Challenges to MP Model
• Will enrollment leave out many of the eligible?
• And how easy will be for them to subsequently
enroll?
• Reliance on Aadhar: Issue of ids is not keeping
pace with enrollment.
• Will the real-time verification of Aadhar id work?
• MP model does not yet include computerization
of procurement and storage (unlike
Chhattisgarh).
MP and Gujarat model different from
the Direct subsidy model
• Direct subsidy model championed by the Task Force on
Direct transfers.
• Here the grain (or the subsidised commodity) flows through
the government marketing chain at market prices.
• So no incentive for leakage.
• Consumer buys from authorised retailer at market prices.

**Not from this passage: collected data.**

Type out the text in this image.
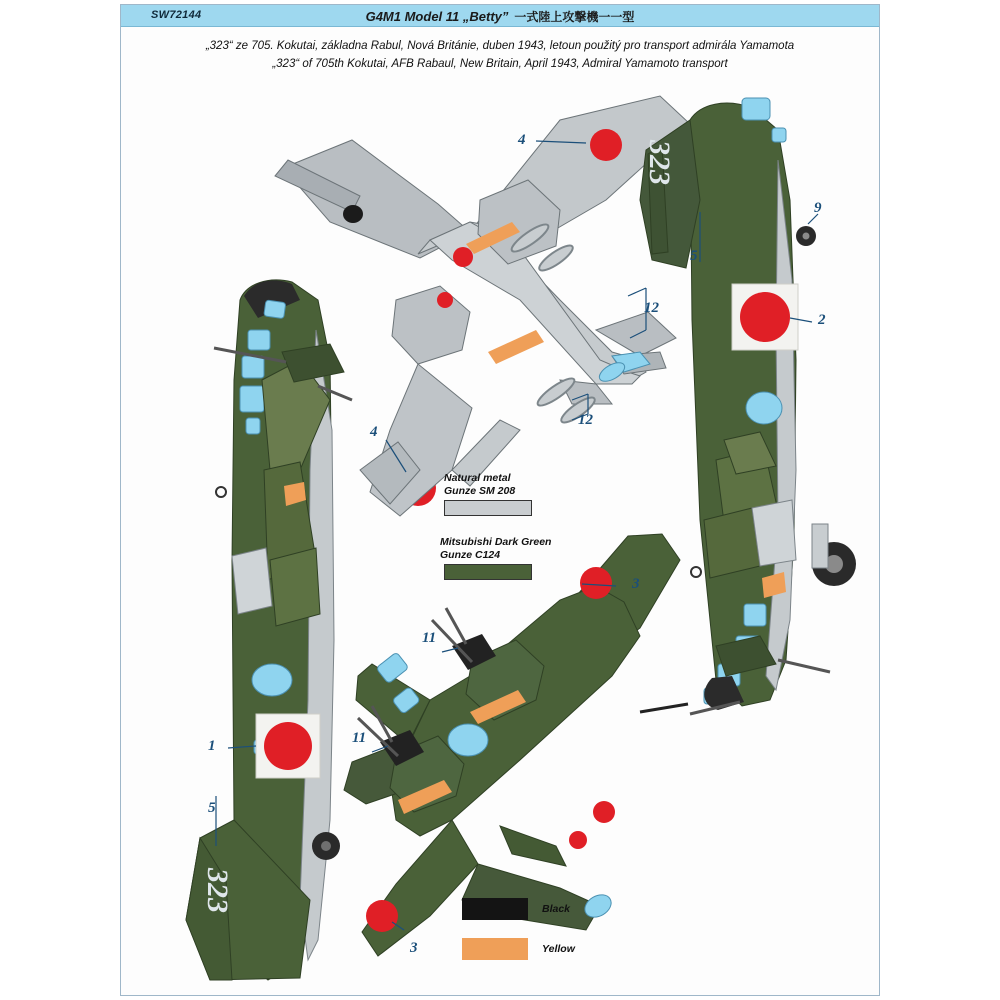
SW72144	G4M1 Model 11 „Betty” 一式陸上攻撃機一一型
„323“ ze 705. Kokutai, základna Rabul, Nová Británie, duben 1943, letoun použitý pro transport admirála Yamamota
„323“ of 705th Kokutai, AFB Rabaul, New Britain, April 1943, Admiral Yamamoto transport
Natural metal
Gunze SM 208
Mitsubishi Dark Green
Gunze C124
Black
Yellow
323
323
4
4
12
12
9
5
2
1
5
3
3
11
11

• The retail transaction is subject to aadhar id verification
and is linked to a payments system.
• This link transfers the subsidy directly to the beneficiary’s
account.
• The direct subsidy model requires devices to capture
biometric id and transaction at the retail level while the
coupon model needs it only when the coupons are issued.
Summary Findings I
• We are short of storage capacity
• Extent of shortfall would be less if
procurement were to be in line with
distribution.
• While this might be difficult to implement
straightaway, it should be possible to devise
new institutional structures to make `excess
stocks’ visible.

Summary Findings II
• Distribution reforms have enormous potential
because most states are starting at a high level
of inefficiency.
• While these reforms have wide support, the
entreched interests in unreformed PDS are
strong and political commitment in the States
cannot be taken for granted even if it allows
reforms to be initiated.
Summary Findings III
• Distribution reforms hold the promise of
accountability and transparency.
• Computerizing the supply chain and digitising
records are low-hanging fruit.
• Transaction authentication is more demanding
but with higher payoffs too.
Summary Findings IV
• Smart card based systems are not practical at this point.
• Intermediate systems such as food coupons based on
biometric id are more practical – perhaps even more so
than the direct subsidy transfer model of the Central
government.
• It is imperative therefore to allow and experiment with
different models.
• The question is how to design them without imposing
additional costs of access on poor consumers.